One of Washington’s most revered writers, Vanity Fair‘s Christopher Hitchens, has died. He spent much of the week surrounded by family and loved ones at the MD Anderson Cancer Center in Houston. Washington media outlets have been preparing for the news. Hitchens is survived by his wife, Carol Blue, and their daughter, Antonia, and his children from a previous marriage, Alexander and Sophia.

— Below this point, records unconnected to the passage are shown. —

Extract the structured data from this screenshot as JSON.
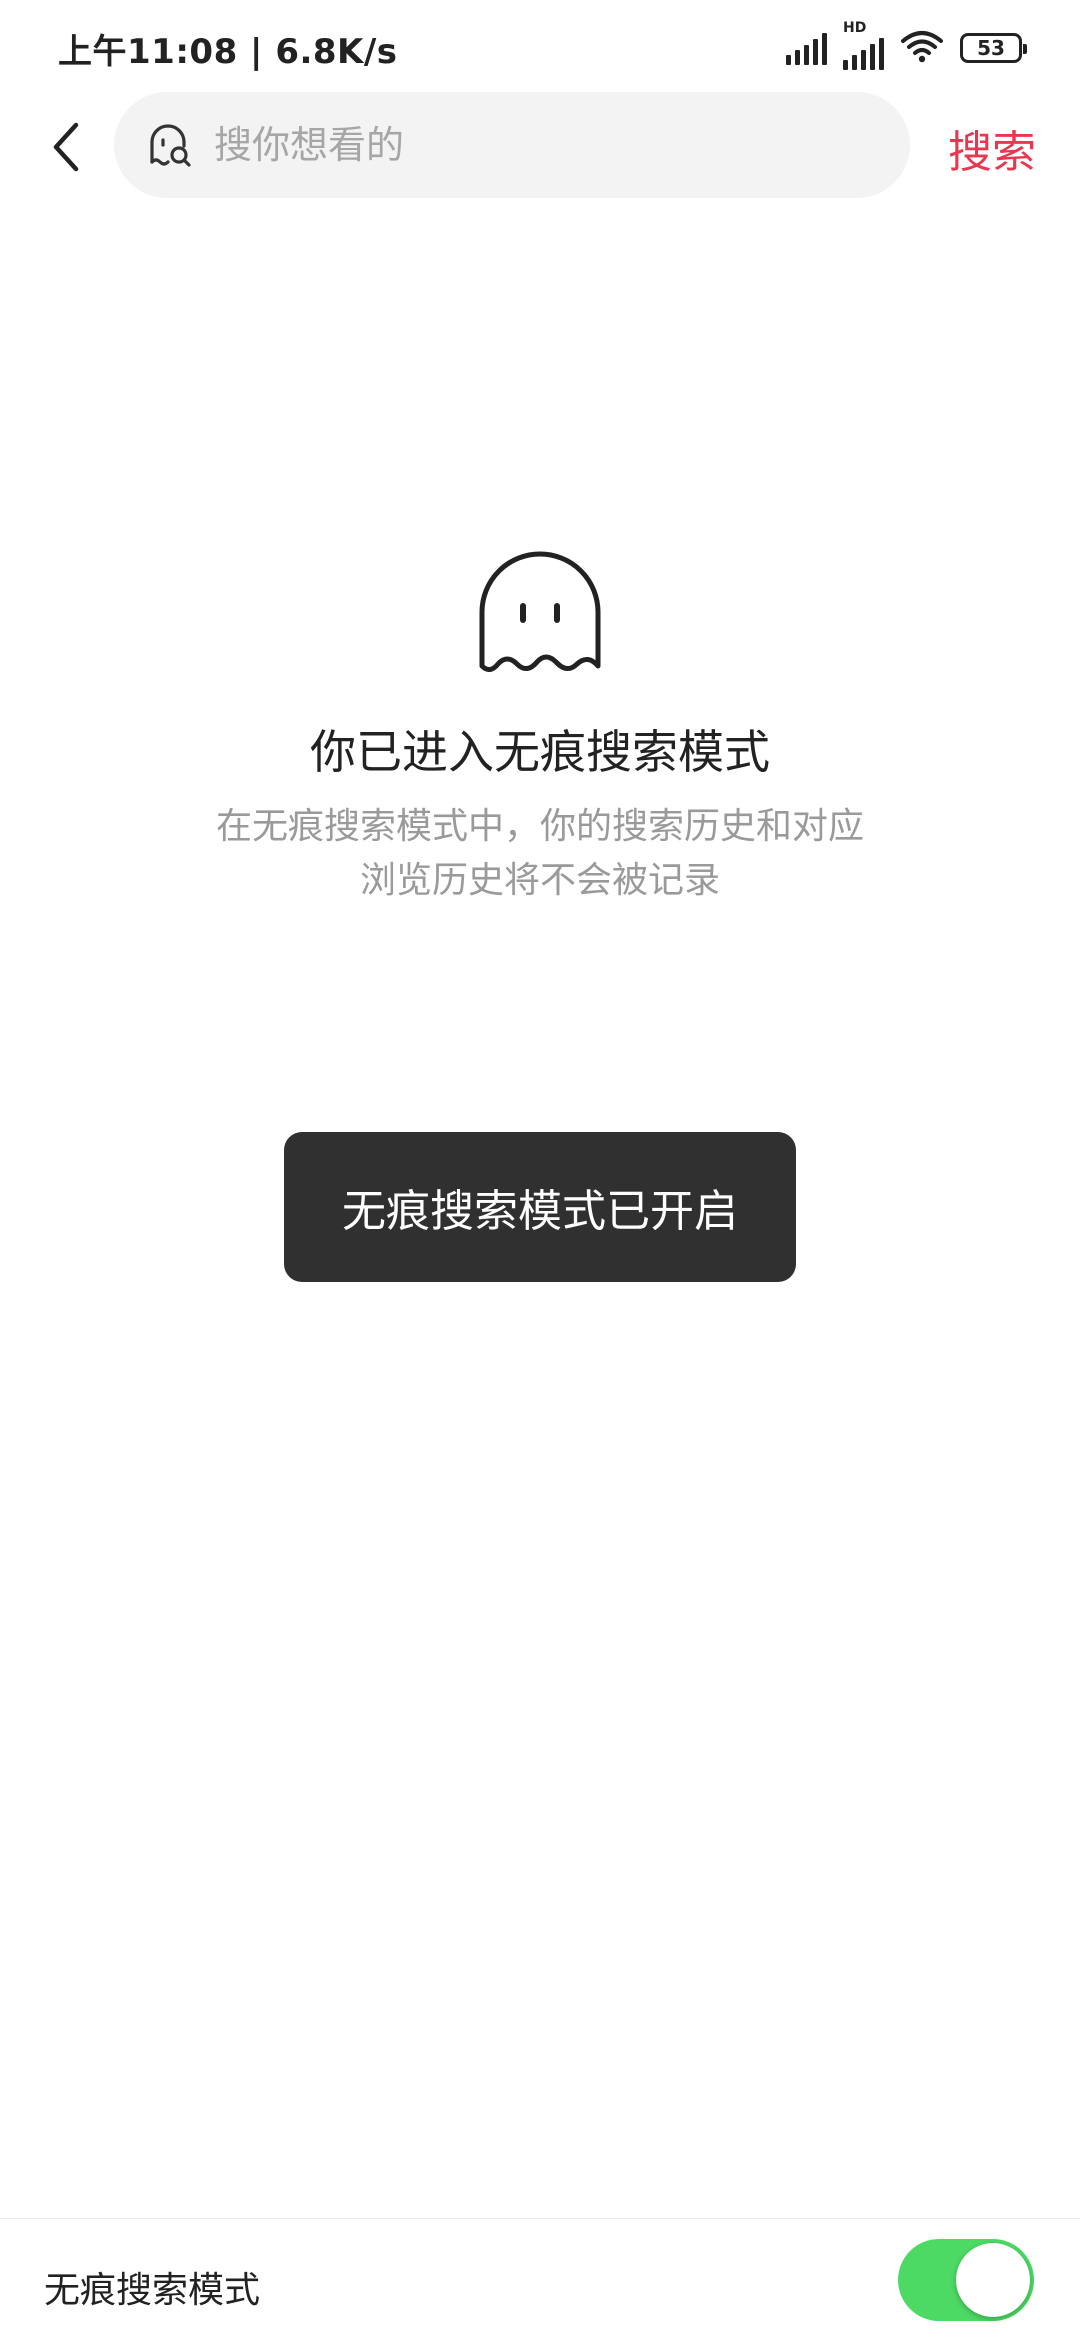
{
  "status_bar": {
    "time_speed": "上午11:08 | 6.8K/s",
    "hd_label": "HD",
    "battery_level": "53"
  },
  "header": {
    "search_placeholder": "搜你想看的",
    "search_button": "搜索"
  },
  "empty_state": {
    "title": "你已进入无痕搜索模式",
    "description_line1": "在无痕搜索模式中，你的搜索历史和对应",
    "description_line2": "浏览历史将不会被记录"
  },
  "toast": {
    "message": "无痕搜索模式已开启"
  },
  "bottom_bar": {
    "label": "无痕搜索模式",
    "toggle_on": true
  },
  "colors": {
    "accent_red": "#e8384f",
    "toggle_green": "#4cd964",
    "toast_bg": "#303030"
  },
  "icons": {
    "back": "chevron-left-icon",
    "search": "ghost-search-icon",
    "ghost": "ghost-icon"
  }
}
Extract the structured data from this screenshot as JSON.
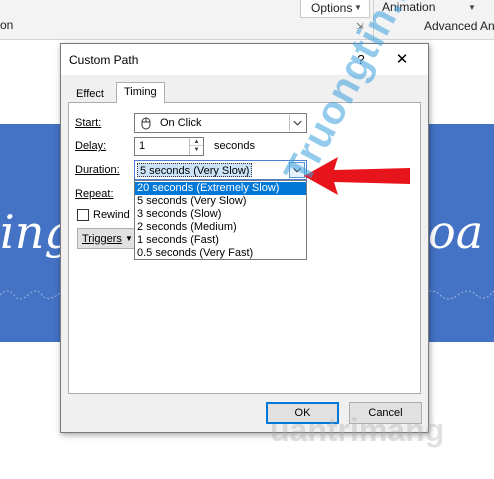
{
  "ribbon": {
    "left_text": "on",
    "options_label": "Options",
    "animation_label": "Animation",
    "advanced_label": "Advanced Ani"
  },
  "slide": {
    "text_left": "ing",
    "text_right": "oa"
  },
  "dialog": {
    "title": "Custom Path",
    "help_label": "?",
    "close_label": "✕",
    "tabs": [
      {
        "label": "Effect",
        "active": false
      },
      {
        "label": "Timing",
        "active": true
      }
    ],
    "start": {
      "label": "Start:",
      "value": "On Click"
    },
    "delay": {
      "label": "Delay:",
      "value": "1",
      "unit": "seconds"
    },
    "duration": {
      "label": "Duration:",
      "value": "5 seconds (Very Slow)",
      "options": [
        "20 seconds (Extremely Slow)",
        "5 seconds (Very Slow)",
        "3 seconds (Slow)",
        "2 seconds (Medium)",
        "1 seconds (Fast)",
        "0.5 seconds (Very Fast)"
      ],
      "highlighted_index": 0
    },
    "repeat": {
      "label": "Repeat:"
    },
    "rewind": {
      "label": "Rewind",
      "checked": false
    },
    "triggers": {
      "label": "Triggers"
    },
    "ok_label": "OK",
    "cancel_label": "Cancel"
  },
  "watermark": {
    "diagonal": "Truongtin.top",
    "bottom": "uantrimang"
  },
  "colors": {
    "slide_band": "#4472c4",
    "selection": "#0078d7",
    "annotation_arrow": "#e8141b",
    "watermark": "#3ca0dc"
  }
}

He was 62.
Vanity Fair announced the news just before midnight Thursday:
It is with tremendous sadness that Vanity Fair announces the death of our contributing editor and dear friend Christopher Hitchens. Christopher died today from pneumonia, a complication of esophageal cancer, at the MD Anderson Cancer Center in Houston.
“There will never be another like Christopher. A man of ferocious intellect, who was as vibrant on the page as he was at the bar,” said Vanity Fair editor Graydon Carter. “Those who read him felt they knew him, and those who knew him were profoundly fortunate souls.”
See the CBS “60 Minutes” interview with Hitchens from earlier in the year.
June 4, 2010: The Original Announcement: “I have been advised by my physician that I must undergo a course of chemotherapy on my esophagus. This advice seems persuasive to me. I regret having had to cancel so many engagements at such short notice.” See here.
His final interview with Richard Dawkins.
From Vanity Fair: Christopher Hitchens was born in Portsmouth, England, in 1949, graduated from Oxford University in 1970, and landed at Vanity Fair as a contributing editor in November 1992. His monthly column provided profound insight and amusement to millions of readers as it raised hackles and won many devoted admirers with its singular rhetoric and unconventional arguments. Christopher was a master of the stunning line and the biting quip, and he had few equals in the sphere of commentary, let alone social life. This year he won the National Magazine Award for Columns and Commentary. Throughout his career Christopher wrote for The New Statesman, the London Evening Standard, London’s Daily Express, The Nation, Harper’s, The Spectator, The Times Literary Supplement, New York Newsday, The Atlantic, and Slate, among other publications. Christopher was the author of 17 books, including The Trial of Henry Kissinger (Verso, 2001), god is not Great: How Religion Poisons Everything (Twelve, 2007), and a memoir, Hitch-22 (Twelve, 2010). Arguably (Twelve, 2011), a collection of his essays, was released this fall.